Harold Pollack is a public health policy researcher at the University of Chicago's School of Social Service Administration, where he is faculty chair of the Center for Health Administration Studies. He's been a regular contributor to the Treatment. As the healthy policy debate heats up, we hope he will contribute even more regularly. And so we've named him the blog's first Special Correspondent.
Among those who favor health reform, commentators seem divided between those who see promise or peril in the search for bipartisan health reform. I am firmly in the "peril" camp. I fear that the pursuit of bipartisanship for its own sake will produce a more costly, less progressive, more rushed, and less carefully-crafted bill. Ted Marmor once pointed out one further irony: The search for politically moderate compromise generates organizationally radical proposed solutions whose very complexity creates further political and policy problems. I do this stuff for a living, and I still don't understand how Senator Conrad's Co-ops would really work. The same goes for many Rube Goldberg compromises now being floated as 11th hour alternatives to a public plan.

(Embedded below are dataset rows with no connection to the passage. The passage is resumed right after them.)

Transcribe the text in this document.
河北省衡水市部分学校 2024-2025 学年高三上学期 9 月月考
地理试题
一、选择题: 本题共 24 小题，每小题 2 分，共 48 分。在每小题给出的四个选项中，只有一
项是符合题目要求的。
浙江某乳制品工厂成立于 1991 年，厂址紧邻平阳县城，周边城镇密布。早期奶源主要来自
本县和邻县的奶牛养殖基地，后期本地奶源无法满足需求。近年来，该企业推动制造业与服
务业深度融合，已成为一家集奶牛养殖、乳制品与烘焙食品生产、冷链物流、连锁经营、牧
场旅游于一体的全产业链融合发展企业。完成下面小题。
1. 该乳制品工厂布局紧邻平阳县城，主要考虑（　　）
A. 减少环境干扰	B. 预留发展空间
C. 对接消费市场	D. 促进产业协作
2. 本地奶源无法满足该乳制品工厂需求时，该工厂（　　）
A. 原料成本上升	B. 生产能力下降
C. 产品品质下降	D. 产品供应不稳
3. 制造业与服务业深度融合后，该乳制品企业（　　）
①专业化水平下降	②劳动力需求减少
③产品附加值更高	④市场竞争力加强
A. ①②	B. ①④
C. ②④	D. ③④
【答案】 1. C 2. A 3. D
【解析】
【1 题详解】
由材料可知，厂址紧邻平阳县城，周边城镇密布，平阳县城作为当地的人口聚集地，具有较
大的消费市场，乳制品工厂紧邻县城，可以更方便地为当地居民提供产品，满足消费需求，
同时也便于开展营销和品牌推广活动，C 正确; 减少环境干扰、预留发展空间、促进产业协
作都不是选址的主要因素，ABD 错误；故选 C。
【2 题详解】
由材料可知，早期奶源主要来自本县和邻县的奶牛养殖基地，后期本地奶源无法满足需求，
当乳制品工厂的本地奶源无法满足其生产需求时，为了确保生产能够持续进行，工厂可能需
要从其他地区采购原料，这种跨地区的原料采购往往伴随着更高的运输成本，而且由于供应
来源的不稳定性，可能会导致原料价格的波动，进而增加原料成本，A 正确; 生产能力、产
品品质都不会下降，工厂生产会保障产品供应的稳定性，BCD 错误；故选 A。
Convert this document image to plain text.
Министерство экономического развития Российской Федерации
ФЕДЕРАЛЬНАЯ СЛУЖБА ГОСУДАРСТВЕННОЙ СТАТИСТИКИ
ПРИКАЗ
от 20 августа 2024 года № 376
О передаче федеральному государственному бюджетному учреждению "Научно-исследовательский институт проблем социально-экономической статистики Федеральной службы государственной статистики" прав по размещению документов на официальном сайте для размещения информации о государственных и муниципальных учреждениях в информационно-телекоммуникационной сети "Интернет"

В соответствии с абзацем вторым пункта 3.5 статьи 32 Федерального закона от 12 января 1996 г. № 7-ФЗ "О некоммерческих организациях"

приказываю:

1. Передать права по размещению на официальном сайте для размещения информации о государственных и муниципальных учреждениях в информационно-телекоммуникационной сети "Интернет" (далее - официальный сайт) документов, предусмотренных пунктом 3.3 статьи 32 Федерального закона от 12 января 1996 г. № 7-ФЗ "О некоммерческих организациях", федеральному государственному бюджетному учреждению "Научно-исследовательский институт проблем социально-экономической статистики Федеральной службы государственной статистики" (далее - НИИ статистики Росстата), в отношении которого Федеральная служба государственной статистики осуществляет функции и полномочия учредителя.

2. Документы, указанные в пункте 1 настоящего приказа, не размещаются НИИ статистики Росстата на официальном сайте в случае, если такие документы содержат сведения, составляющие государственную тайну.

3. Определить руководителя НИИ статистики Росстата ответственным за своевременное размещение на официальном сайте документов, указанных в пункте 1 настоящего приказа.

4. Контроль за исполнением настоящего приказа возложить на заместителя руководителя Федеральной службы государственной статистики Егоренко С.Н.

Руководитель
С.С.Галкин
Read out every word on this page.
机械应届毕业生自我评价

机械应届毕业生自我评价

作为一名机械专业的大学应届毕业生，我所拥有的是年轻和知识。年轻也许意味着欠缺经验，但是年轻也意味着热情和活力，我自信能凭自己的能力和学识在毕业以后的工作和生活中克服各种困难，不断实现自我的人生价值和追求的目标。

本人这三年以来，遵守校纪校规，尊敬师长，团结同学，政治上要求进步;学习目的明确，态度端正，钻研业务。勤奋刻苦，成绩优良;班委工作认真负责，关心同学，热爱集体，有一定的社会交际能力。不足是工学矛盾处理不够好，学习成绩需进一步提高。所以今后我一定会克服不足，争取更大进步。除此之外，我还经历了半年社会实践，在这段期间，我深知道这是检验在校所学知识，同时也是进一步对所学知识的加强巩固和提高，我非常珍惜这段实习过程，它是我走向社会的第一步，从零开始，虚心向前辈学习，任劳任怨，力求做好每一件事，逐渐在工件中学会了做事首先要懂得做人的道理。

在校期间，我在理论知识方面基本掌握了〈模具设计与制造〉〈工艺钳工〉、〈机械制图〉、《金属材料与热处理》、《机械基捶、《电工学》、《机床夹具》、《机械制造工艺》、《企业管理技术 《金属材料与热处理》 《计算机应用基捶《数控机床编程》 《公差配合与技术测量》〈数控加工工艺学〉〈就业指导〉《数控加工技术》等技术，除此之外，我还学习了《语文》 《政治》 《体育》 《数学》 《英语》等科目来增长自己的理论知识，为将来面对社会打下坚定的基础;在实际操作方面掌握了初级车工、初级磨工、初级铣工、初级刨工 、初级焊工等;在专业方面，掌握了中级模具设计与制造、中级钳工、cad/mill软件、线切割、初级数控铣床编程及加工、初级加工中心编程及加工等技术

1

According to yesterday's New York Times/CBS News poll, 72 percent of Americans favored "the government's offering everyone a government-administered health insurance plan like Medicare that would compete with private insurance plans." People like the public plan for many reasons. One shouldn't be discounted: They actually understand what that is, who would operate it, and how it would work.
As Paul Krugman noted on Monday, nearly three-fourths of the American public are markedly to the left of the self-avowed Senate centrists trying to impose themselves as the brokers of health reform. As I railed in an email to friends, this is especially true of the "Coalition of the Willing" that Montana Senator Max Baucus has assembled on health reform. This group--Iowa's Chuck Grassley, New Mexico's Jeff Bingaman, North Dakota's Kent Conrad, Utah's Orrin Hatch, Maine's Olympia Snow, and Wyoming's Mike Enzi, and Baucus--resides nowhere near the political center of the broader American public.
Then again, the seven states they represent are incredibly unrepresentative of American society. These have a combined population of less than 11.2 million, markedly less than greater Los Angeles. They include no major metropolitan areas. Their total population is less than 2 percent African-American, almost one-seventh the proportion in the U.S. population as a whole.
According to the Center on Budget and Policy Priorities, the economic and budgetary challenges facing these seven states also do not mirror the nation as a whole. Baucus, Conrad, and Enzi represent the only three states in the nation now running budget surpluses. Three of the remaining states (Iowa, New Mexico, and Maine) face markedly smaller deficits than the national average. Only Utah faces a significant current shortfall.
Bleeding Medicaid budgets provide some of the most pressing arguments for health reform, particularly in large states bearing heavy burdens for the uninsured. It's not very surprising that senators whose states do not face the same pressures view this problem with less urgency.
The Coalition of the Willing won't produce a cheaper or better or even more popular health reform. The opposite is more likely. The saddest thing here: These seven senators may be absolutely right that they can make or break what gets through the United States Senate.